Não há como negar que a Folha fez jornalismo, e dos bons, quando publicou na quinta-feira o programa preliminar de governo do PT. Foi o chamado "furo". A reportagem mereceu destaque na capa do jornal e ocupou página e meia daquela edição. Foi competente em descortinar propostas do partido que tem, atualmente, o candidato mais bem colocado nas pesquisas eleitorais, e o único que pode sonhar com o segundo turno das eleições. O jornal ainda se preocupou em fazê-las acompanhar de um editorial com título tão inspirado quanto revelador de suas opiniões: "PTrodáctilos".
Mas o que poderia ser o ponto alto da semana na Folha se transformou em algo que o leitor pode ter lido como uma mal-disfarçada campanha contra o PT e suas idéias. Para além do seu editorial, a Folha deu ao programa preliminar do partido, que vai ser ainda discutido e pode ganhar alterações (como seu presidente alertou ao jornal), o significado de uma cartilha definitiva e imutável, pronta para ser entronizada no Planalto. Um tratamento, portanto, descabido, que recebeu repercussão idem.

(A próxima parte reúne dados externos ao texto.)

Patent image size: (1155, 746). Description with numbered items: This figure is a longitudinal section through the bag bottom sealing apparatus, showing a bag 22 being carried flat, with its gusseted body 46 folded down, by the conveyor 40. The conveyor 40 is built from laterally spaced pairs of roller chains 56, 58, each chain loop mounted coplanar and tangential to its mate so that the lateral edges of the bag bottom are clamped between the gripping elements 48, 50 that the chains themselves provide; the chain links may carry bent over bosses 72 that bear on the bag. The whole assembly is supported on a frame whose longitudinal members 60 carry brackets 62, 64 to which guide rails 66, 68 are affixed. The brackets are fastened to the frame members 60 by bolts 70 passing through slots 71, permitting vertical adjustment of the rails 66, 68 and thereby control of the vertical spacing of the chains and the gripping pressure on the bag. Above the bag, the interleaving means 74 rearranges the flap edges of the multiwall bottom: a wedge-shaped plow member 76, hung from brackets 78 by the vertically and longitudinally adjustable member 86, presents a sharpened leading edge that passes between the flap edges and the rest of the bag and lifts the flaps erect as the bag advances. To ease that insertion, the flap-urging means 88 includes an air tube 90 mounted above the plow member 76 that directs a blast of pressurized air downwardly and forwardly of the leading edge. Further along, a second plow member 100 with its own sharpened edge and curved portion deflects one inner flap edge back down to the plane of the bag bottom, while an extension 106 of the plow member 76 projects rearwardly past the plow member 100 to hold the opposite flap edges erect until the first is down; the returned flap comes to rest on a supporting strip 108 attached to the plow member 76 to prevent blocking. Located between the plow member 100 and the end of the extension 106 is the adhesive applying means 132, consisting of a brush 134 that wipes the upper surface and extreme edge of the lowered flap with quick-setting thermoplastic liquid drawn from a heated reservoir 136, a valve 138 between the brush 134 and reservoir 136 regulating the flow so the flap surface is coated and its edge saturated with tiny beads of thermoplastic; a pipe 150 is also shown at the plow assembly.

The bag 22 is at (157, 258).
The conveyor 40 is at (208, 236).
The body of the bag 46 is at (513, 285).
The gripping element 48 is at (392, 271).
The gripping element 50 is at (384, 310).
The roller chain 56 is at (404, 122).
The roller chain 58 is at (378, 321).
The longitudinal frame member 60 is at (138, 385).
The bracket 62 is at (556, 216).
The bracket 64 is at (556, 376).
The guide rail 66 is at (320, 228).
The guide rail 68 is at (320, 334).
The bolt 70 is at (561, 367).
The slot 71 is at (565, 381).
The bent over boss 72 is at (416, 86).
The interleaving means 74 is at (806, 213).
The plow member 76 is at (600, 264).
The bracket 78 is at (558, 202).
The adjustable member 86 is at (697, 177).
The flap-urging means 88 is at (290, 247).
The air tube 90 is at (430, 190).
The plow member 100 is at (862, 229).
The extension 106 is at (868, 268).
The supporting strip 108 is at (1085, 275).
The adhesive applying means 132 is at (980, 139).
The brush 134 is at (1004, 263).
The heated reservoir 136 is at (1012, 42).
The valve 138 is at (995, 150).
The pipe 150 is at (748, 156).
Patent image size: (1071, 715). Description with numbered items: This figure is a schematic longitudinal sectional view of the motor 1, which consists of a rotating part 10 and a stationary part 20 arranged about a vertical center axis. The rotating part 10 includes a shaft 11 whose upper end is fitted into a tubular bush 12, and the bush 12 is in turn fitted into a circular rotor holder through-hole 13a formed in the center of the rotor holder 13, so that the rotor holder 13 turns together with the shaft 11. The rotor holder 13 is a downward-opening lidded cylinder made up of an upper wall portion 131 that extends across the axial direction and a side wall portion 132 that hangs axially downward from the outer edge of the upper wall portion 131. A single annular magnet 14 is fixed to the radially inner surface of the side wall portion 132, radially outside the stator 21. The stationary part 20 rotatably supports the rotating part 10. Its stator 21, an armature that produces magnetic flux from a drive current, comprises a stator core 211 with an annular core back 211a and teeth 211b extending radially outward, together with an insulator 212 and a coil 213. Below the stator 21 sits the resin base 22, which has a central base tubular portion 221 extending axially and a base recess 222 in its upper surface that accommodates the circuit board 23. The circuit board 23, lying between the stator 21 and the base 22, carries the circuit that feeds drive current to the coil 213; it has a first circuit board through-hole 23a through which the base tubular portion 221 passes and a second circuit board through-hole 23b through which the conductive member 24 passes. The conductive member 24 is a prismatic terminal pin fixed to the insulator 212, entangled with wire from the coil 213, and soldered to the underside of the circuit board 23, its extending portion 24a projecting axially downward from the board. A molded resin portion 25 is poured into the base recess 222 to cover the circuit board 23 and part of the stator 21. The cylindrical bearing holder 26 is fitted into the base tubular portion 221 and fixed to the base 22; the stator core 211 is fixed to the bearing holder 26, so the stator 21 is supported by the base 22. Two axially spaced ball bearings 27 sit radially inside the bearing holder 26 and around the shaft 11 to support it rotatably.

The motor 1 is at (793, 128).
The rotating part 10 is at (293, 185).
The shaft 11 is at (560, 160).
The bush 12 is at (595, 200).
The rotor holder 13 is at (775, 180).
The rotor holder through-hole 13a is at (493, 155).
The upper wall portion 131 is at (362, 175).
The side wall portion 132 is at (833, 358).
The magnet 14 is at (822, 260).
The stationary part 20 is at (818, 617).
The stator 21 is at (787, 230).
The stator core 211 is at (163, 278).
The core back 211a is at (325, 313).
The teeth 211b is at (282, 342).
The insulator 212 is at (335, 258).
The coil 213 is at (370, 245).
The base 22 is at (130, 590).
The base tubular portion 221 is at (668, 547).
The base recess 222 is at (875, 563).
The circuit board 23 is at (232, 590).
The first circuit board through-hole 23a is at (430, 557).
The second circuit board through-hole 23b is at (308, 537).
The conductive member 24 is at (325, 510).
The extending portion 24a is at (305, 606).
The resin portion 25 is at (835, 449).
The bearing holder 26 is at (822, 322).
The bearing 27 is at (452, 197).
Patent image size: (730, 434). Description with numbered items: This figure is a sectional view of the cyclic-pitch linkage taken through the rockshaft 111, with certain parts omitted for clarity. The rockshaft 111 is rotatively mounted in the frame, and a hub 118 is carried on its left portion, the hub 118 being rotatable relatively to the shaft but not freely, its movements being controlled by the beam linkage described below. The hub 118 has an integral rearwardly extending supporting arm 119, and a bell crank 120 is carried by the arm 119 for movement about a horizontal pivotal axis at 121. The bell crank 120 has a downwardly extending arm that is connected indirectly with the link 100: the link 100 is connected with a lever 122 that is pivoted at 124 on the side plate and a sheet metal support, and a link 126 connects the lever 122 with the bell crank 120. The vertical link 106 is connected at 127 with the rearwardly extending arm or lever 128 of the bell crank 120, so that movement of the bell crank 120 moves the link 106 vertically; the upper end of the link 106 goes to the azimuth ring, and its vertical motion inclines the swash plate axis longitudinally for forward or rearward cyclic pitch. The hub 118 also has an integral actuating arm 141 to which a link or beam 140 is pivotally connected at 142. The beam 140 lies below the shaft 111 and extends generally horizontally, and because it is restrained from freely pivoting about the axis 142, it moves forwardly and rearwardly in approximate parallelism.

Mais. Deixou de lado seu compromisso com o pluralismo -aquele mesmo pluralismo que louvei na semana passada neste espaço-, e abriu suas páginas para um rosário de críticas contra o programa petista. Apenas de críticas. Na sexta-feira, elas começavam já no Painel do Leitor, com três cartas que desancavam o ideário petista, e prosseguiam pela página 1-8. Ali, em duas reportagens diferentes, o jornal ouviu quatro empresários e quatro deputados do PT que manifestaram, coincidentemente, opiniões muito semelhantes à do editorial da Folha do dia anterior. Não havia uma única reação de simpatia ao programa do PT em todo o jornal.
Como se isso já não bastasse, a Folha ainda publicou, na mesma sexta-feira, entrevista com Luiz Inácio Lula da Silva em que ele se recusava a comentar o programa preliminar revelado pelo jornal. "Existem cerca de 30 propostas no PT. Não sei de qual a Folha está falando", desconversou Lula. Com isso, o candidato desqualificou totalmente o empenho pelo "furo", adiou a discussão dos pontos mais polêmicos do tal programa e, pior, não foi contestado pelo jornal. É claro que Lula sabia exatamente o que a Folha havia publicado na véspera. Mesmo embrenhado na Amazônia, sua assessoria deve ter enviado cópia do jornal a ele nas primeiras horas da manhã. A Folha sabia disso também, mas deixou as palavras de Lula sem resposta.
Se é assim que começa a cobertura da campanha eleitoral, vai mal esta Folha. O jornal errou. E feio. Reproduzo aqui parte da crítica interna que assinei para a Redação na quinta-feira: "Acho ótimo que a Folha publique o programa do partido, mesmo que se trate de uma versão preliminar. Espero apenas que o jornal faça a mesma coisa com todos os partidos ou coligações que lançarem candidato a presidente, reservando a mesma dose de espírito crítico e o mesmo destaque dado ao documento do PT para essas ocasiões. O leitor sairá ganhando com isso. Idem o jornal". Seria, ao menos, uma maneira de se redimir do papelão da semana passada.
Mais do que isso, seria uma maneira de se redimir do vexame da eleição passada, quando a imprensa se ocupou mais do oba-oba em torno dos candidatos a presidente do que com seu programa de governo. O de Collor, o país acabou conhecendo na prática apenas a partir do confisco da poupança, das contas bancárias e outras barbaridades administrativas. O de Lula, ele próprio confessou recentemente que não existia. Ou seja, só depois é que se descobriu que o país ficou entre um arrivista cheio de idéias e um desarmado cheio de ideais.
É obrigação da imprensa, desta vez, reproduzir, debater, polemizar e avaliar o plano de governo de cada candidato que tenha o Planalto na mira. Faz parte de sua responsabilidade social ajudar o eleitor a conhecer cada pormenor dos candidatos, sua vida pregressa, suas propostas. De preferência, sem a parcialidade demonstrada pela Folha na apresentação do programa preliminar do PT.
O jornal tem o direito, sim, de malhar qualquer programa de governo como um Judas em sábado de Aleluia. Tem, mais do que o direito, o dever de apontar ao leitor suas imperfeições, seus anacronismos, suas distorções, suas impossibilidades. Pode escrever um editorial por dia contra cada um dos programas, até as eleições. Mas deve abrir espaço igualmente para os que os apóiam e promover sua discussão exaustivamente. Ou então estará fazendo por baixo do pano a mesma coisa que os candidatos fazem abertamente nas ruas: campanha.